Les défenses au couteau qui réussissent en salle échouent dès qu’on retire le cadre d’exercice, y compris au plus haut niveau de certification. La cause principale n’est ni le pratiquant ni la technique : c’est le matériel d’entraînement.
Pendant des années, je n’ai pas cru pouvoir appliquer réellement les techniques de défense au couteau que j’enseignais.
Je ne remettais pas la méthode en cause. Je me disais que je n’étais pas assez bon, pas assez entraîné, pas assez rapide. C’est le réflexe habituel dans les arts martiaux, où l’on impute presque toujours l’échec à l’exécution.
J’ai fini par obtenir le grade d’Expert niveau 2, le plus élevé du krav maga civil dans ma fédération d’alors. Le problème n’avait pas bougé d’un millimètre.
Ce qui a changé, c’est que j’ai regardé autour de moi. En stage de haut niveau, entre pratiquants de grade équivalent, tout le monde faisait le même constat. En salle, contre un partenaire qui attaque sur signal, chacun réussit. Dès qu’on retire ce cadre, plus personne n’y arrive.
Quand l’échec est général au sommet de la certification, la cause n’est pas chez les pratiquants : il n’existe pas d’échelon au-dessus où cela se mettrait à fonctionner. Elle est dans la manière dont on s’entraîne, et pour certaines techniques dans ce qu’on enseigne.
L’adversaire que ces techniques supposent
On n’a pas besoin d’être pratiquant pour voir le problème. Il suffit de regarder ce que chaque défense exige de l’attaquant pour fonctionner.
Tout ce qui se termine par un désarmement suppose que le problème soit déjà résolu, puisqu’il faut contrôler l’arme avant de pouvoir la retirer. On enseigne la conclusion d’une séquence dont la partie difficile n’a jamais été traitée.
Les défenses codifiées angle par angle supposent qu’on identifie l’angle avant d’agir. En dehors d’un cadre d’exercice, on n’identifie rien du tout. Le plus souvent, on ne sait même pas qu’il y a une lame.
Ces défenses décrivent donc un adversaire qui attaque une fois, franchement, sur une trajectoire lisible, et qui marque un temps d’arrêt. On reconnaît là quelqu’un formé à une méthode, pas une agression. En agression, la lame est dissimulée, la main libre agrippe, les coups sont répétés au même endroit et ne s’arrêtent pas.
Cela tient sans doute au contexte d’origine de la méthode, pensée pour des militaires face à d’autres militaires. Je n’y vois aucune faute. Ces techniques répondent correctement à un problème qui n’est simplement plus le nôtre.
J’en tire une conséquence que j’assume.
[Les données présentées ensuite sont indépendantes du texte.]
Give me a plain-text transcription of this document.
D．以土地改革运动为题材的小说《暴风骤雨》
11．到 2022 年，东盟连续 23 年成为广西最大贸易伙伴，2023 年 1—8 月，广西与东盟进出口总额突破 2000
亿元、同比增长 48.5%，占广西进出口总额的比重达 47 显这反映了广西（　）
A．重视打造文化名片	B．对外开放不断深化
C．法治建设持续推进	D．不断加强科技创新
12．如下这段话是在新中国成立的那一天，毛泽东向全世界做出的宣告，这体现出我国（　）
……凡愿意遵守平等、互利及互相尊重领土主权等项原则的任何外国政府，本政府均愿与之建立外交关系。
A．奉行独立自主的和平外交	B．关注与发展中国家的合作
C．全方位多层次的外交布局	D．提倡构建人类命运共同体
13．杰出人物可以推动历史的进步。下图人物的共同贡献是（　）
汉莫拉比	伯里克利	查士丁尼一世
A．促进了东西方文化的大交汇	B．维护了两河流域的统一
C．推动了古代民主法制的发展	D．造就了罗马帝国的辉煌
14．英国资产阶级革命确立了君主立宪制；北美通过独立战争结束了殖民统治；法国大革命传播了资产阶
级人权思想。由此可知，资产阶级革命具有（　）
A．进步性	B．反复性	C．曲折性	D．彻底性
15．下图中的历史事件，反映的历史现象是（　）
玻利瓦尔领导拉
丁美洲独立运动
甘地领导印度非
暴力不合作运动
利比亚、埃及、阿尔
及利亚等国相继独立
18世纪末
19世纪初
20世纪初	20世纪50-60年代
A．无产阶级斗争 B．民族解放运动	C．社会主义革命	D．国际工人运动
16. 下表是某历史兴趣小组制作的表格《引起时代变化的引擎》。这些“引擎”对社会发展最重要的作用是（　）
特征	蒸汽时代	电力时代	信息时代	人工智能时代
Certaines choses que j’ai apprises comme élève, je ne les enseigne plus.
Les deux impasses
Face à ce constat, le milieu répond de deux manières.
La répétition technique retire tout ce qui rend le problème difficile : l’intention libre de l’autre, l’incertitude, l’absence de signal de départ, la pression du temps. Il reste un geste bien exécuté dans des conditions qui n’existeront jamais. Et ce geste produit de la confiance là où il faudrait produire de la lucidité.
Le renoncement pose un autre problème. « Contre un couteau, on ne peut rien, il faut fuir. » L’évitement est effectivement ce qui protège le mieux, mais il se joue avant : ne pas être là, percevoir la situation qui se dégrade, rompre la distance avec un inconnu qui s’approche, céder ce qui peut l’être. Une fois l’agression déclenchée, la fuite suppose qu’on ait vu la lame, qu’on ait de la distance, qu’on ne soit pas saisi et que la sortie soit derrière soi. Ces conditions sont rarement réunies.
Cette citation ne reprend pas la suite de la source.